In Central Florida counties have various ways of prosecuting DUI cases. Some counties follow a no reduction policy. This usually ends up being no reduction unless they have to reduce to avoid losing. The problem with no reduction policies are they base reductions on legal defenses instead of the actions of the individual accused. Other counties offer diversion programs. The diversion is nice but it can be excessive at times in low blow cases. It is hard to turn down an opportunity to have the case dismissed but the diversion carries with it substantial cost. The enhanced diversion is more expensive and difficult. If the state can prove their case in a Daytona Beach DUI the desired resolution is a Daytona Beach wet reckless. The wet reckless is not much different than a DUI but does have some major benefits. It does not require the statutory impound of your vehicle. It also doesn’t criminally suspend your license. When your license is criminally suspended after the administrative suspension you will have to pay additional fees to get your hardship back. It is not enhanced the same way a DUI is. Although a second reckless driving conviction can be enhanced. It is not as hard on your insurance as a DUI. These factors make a reckless driving a much better resolution than a DUI.

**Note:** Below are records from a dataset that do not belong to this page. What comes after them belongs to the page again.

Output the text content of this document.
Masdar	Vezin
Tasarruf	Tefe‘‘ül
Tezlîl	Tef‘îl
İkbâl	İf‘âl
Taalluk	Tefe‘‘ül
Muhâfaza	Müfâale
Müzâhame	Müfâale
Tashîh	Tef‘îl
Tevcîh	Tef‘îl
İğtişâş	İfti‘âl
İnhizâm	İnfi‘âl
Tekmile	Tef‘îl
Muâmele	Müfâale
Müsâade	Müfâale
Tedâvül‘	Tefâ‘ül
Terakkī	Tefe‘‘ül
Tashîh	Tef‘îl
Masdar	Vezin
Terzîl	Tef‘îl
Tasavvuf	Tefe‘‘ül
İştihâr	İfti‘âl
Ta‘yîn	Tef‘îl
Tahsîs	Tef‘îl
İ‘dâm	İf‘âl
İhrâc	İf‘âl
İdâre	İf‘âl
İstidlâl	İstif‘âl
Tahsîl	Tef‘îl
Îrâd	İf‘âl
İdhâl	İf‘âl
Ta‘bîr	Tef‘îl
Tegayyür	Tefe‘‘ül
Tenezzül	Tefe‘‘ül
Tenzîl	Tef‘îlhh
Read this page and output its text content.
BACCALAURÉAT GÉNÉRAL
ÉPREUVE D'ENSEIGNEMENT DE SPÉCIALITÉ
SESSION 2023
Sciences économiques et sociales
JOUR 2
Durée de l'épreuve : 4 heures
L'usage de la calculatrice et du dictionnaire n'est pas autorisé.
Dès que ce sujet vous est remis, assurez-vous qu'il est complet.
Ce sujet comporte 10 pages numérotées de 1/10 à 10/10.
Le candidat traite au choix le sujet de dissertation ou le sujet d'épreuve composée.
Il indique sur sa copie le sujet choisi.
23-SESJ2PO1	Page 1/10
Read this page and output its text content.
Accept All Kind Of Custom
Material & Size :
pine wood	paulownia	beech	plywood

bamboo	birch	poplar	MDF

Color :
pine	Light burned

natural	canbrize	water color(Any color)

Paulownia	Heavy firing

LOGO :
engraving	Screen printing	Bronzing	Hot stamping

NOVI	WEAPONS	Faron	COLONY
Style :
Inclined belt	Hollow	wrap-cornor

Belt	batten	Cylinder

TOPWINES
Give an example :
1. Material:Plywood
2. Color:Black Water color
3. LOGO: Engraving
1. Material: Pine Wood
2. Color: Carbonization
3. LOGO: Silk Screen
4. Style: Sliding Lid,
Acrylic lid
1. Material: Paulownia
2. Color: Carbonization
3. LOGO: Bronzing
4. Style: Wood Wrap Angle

Is a Daytona Beach wet reckless a real charge or is it made up? Reckless driving is a real charge. The statute does not refer to a wet reckless but does have language that requires additional sanctions if alcohol is involved with the reckless driving. Florida Statute 316.192(5) states that In addition to any other penalty provided under this section, if the court has reasonable cause to believe that the use of alcohol, chemical substances set forth in s. 877.111, or substances controlled under chapter 893 contributed to a violation of this section, the court shall direct the person so convicted to complete a DUI program substance abuse education course and evaluation as provided in s. 316.193(5) within a reasonable period of time specified by the court. The statute has language requiring a DUI class if drugs, chemicals or alcohol contribute to the Daytona Beach reckless driving.
Generally the requirements for a Daytona Beach reckless driving reduction from a DUI are: a breath test below .13%, no prior DUI or DUI reductions, no aggravating circumstances. Additional factors that are considered are the strength of the case. Will the conviction have an excessive impact on the accused when compared with society as a whole (A simple negative impact like a can't go without being able to drive is not enough it has to be something that is abnormally harsh on the accused in comparison to society as a whole). If a prior DUI was so remote it might be overlooked (20 or 30 years remote). If the breath test is over .13% but below .15% a reckless is a possibility if a valid basis can be shown (as a former prosecutor it is hard to penalize someone who cooperates for being just over the limit). These are my observations and are not recorded as office policies.
Why is .15% a limit on Daytona Beach reckless driving reductions? It is not an absolute limit. If the case has legal issues or other equitable reasons a reckless is still possible but much less likely. There are two reasons resistance to Daytona Beach reckless driving reductions increases for Daytona Beach DUIs with a BAC over .15%. The first reason is the level of impairment is higher above .15%. In the eyes of a prosecutor the driver is less sympathetic. The second reason is that if the prosecutor stipulates below .15% they will save the driver around $1500. This reduces the case to a less expensive and less serious Daytona Beach DUI. It allows the prosecutor to give something without reducing the Daytona Beach DUI to reckless driving. This is not a hard and fast rule but is a combination of my experience and feelings as a former prosecutor combined with observations from current and former Daytona Beach DUI prosecutors.